“Siccità”

L’altra notte ho fatto un sogno orribile. Ho sognato un mio vecchio insegnante dell’università (il mio relatore) che, come in una famosa pubblicità di una marca di orologi, mi “portava via tutto” quel che possedevo: computer, cd, dischi, libri, cellulare ed altri dispositivi per scrivere andavano via. Si portava via anche un microfono, il mio primo 45 giri, il pane; mi diceva indifferente: “dai! L’Acqua non te la porto mica via!”. In sottofondo sentivo una canzone: “non mollare mai” (credo s’intitoli così, altrimenti perdonatemi) di Gigi D’Alessio. Si è trattato di un incubo certamente. Poi ho letto questo dialogo ed ho pensato a tutte le discussioni e alle battaglie sindacali nate, organizzate ed amplificate su facebook dal gruppo dei giornalisti.

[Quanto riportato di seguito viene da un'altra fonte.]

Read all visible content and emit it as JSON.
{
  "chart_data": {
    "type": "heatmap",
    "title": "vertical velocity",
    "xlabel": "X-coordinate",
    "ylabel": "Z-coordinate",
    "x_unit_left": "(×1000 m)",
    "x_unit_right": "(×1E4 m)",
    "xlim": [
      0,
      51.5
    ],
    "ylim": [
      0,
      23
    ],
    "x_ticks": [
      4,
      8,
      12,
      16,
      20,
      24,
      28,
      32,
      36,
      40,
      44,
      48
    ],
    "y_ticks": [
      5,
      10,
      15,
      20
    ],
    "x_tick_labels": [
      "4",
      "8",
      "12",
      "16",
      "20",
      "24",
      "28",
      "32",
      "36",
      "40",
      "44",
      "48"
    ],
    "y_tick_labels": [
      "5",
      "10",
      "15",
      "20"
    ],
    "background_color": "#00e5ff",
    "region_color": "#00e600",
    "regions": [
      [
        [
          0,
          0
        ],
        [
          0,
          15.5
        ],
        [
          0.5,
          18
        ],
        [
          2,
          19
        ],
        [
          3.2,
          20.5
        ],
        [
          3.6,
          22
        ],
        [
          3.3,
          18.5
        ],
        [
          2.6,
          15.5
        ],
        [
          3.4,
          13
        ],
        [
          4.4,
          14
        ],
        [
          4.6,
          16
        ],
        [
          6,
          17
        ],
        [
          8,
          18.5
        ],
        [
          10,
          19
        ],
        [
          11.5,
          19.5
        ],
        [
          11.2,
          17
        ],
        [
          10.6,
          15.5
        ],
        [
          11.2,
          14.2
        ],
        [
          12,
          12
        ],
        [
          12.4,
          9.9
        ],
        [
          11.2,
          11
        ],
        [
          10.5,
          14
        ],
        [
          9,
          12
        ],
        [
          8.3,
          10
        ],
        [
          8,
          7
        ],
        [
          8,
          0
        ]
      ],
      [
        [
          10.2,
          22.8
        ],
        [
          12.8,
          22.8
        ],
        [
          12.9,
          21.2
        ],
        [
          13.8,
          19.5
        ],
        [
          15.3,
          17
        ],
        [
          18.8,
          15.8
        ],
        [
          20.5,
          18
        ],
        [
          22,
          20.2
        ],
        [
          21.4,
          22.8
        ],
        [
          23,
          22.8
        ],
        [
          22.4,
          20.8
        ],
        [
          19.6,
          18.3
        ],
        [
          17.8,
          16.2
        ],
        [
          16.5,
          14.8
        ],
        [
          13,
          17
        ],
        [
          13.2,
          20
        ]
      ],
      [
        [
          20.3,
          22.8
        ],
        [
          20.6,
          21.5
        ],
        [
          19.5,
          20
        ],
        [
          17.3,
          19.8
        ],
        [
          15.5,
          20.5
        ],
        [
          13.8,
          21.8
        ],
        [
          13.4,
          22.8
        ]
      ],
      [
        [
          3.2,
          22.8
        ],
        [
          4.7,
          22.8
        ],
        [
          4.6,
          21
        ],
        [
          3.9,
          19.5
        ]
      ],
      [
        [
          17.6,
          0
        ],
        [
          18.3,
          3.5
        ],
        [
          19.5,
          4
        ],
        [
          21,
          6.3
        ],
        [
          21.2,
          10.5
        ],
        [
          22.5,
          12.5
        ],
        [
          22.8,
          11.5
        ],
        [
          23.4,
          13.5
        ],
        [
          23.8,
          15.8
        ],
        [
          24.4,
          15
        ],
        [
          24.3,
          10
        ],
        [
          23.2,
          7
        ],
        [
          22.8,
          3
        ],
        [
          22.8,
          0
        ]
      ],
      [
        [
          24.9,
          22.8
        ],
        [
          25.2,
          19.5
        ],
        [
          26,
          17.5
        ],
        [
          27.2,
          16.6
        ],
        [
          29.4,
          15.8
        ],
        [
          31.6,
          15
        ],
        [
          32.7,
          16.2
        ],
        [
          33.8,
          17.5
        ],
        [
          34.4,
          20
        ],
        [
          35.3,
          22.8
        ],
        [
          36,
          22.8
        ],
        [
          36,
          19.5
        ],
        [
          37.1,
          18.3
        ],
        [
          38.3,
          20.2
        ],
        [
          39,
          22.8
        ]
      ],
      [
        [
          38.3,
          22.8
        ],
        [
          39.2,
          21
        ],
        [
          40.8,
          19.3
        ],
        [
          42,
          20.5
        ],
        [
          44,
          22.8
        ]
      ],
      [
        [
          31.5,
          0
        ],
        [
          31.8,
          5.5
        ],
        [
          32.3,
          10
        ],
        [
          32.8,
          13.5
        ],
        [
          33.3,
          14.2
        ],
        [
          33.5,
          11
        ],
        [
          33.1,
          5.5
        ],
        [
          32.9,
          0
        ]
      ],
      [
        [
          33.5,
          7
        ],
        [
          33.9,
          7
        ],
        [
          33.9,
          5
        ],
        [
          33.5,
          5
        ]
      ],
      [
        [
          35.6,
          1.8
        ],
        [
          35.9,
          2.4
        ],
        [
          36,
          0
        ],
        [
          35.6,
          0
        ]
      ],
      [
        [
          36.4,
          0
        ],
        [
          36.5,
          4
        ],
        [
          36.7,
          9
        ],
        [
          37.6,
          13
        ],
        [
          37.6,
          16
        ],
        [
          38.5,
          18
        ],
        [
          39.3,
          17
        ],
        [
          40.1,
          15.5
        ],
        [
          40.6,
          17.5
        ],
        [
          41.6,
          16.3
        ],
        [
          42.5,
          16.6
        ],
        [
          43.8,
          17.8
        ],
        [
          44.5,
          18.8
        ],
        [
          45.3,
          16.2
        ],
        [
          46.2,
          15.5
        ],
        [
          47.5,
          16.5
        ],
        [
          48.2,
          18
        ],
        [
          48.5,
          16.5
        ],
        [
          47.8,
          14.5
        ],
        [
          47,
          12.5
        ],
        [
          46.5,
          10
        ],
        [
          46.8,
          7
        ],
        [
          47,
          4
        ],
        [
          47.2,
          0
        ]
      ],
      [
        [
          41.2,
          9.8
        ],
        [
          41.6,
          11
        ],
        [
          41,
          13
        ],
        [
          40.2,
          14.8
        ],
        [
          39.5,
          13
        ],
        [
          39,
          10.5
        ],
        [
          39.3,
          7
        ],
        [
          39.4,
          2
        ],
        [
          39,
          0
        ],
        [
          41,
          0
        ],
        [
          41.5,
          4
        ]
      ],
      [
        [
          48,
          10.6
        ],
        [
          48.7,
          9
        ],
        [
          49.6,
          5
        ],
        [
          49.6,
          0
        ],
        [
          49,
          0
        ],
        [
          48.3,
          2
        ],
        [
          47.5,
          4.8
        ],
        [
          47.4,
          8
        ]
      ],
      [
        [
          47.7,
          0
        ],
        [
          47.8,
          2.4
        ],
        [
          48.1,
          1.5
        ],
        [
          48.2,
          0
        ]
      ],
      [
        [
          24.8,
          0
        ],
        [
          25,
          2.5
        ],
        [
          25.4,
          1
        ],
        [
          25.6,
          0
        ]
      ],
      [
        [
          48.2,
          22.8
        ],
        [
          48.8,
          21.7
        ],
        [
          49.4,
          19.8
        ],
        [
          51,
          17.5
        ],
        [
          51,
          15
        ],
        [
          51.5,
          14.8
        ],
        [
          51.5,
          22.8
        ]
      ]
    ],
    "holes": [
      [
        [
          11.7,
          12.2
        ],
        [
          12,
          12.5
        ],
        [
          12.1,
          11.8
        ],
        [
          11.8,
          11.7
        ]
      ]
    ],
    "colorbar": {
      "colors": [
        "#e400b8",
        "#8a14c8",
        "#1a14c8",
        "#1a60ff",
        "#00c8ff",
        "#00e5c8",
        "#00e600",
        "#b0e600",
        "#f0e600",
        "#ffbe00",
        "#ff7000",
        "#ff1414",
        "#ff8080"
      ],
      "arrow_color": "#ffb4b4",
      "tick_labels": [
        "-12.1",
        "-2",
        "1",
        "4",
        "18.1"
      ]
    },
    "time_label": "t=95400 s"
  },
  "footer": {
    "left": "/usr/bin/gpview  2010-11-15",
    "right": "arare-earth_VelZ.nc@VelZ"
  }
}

La gente comune ignora i problemi che affliggono questa categoria di lavoratori: tra coloro che aspirano a diventare giornalisti e coloro che non trovano più un lavoro, ci sono dei “redattori invisibili” che fanno informazione ma non vengono pagati. Anch’io per molti anni della mia carriera, per ingenuità, credulità ed inesperienza, sono incappata in questo tipo d’abuso. Poi, finalmente, sono arrivate le mie prime retribuzioni, eque e regolari. Sono maturata ed ho capito quale grosso abbaglio fosse stato inseguire il sogno prescindendo da ogni interesse materiale. Ho separato “il gioco” dalla “professione” e adesso non mi svendo più. MI ricordo che la radio la iniziai per gioco. A quei tempi (1989), se volevi “fare radio” ma non la trovavi, più o meno come accade oggi grazie ad Internet, te l’aprivi da solo. Io lo feci insieme a due miei amici e quella che vi propongo fu la prima canzone che trasmisi. E il resto non fu più gioco ma storia professionale. Ora incrocio le dita per continuare a lavorare, a progredire, senza perdere quella passione che quel gioco infantile ed ingenuo fece nascere. (chiedo scusa a Gigi D’Alessio, al mio vecchio professore – del quale non scrvo il nome per comuni ragioni di privacyi – ma oggi è il compleanno di Beppe Videtti: uno dei miei giornalisti musicali e radiofonici preferiti, che mi ha ispirato questa mia personale rievocazione)

“Eye in the sky” andò in onda in un pomeriggio di febbraio del 1989. La piccola radio si ascoltava in un raggio molto limitato (era su una frequenza “pirata”…). Trasmettevamo soprattutto pop ma anche neo-melodici, perché piacevano ai nostri ascoltatori. Il rock aveva però uno spazio enorme. Il brano degli Alan Parsons Project fu un compromesso col resto del flusso, per farci entrare un accenno di prog e di tutto quel che venne in seguito.

P.s. Per quel che riguarda la mia professione vera: non do mai retta a quegli editori di giornali che vogliono propormi dei compromessi come quelli descritti nel dialogo immaginario. Inoltre vorrei che l’incubo del relatore fosse un monito per coloro che possono rischiare di cadere nella tentazione di svendere le loro passioni. E in ogni caso, poiché di pura passione materialmente non si vive, fatemi gli “in bocca al lupo” perché ho da prendere decisioni professionali molto importanti.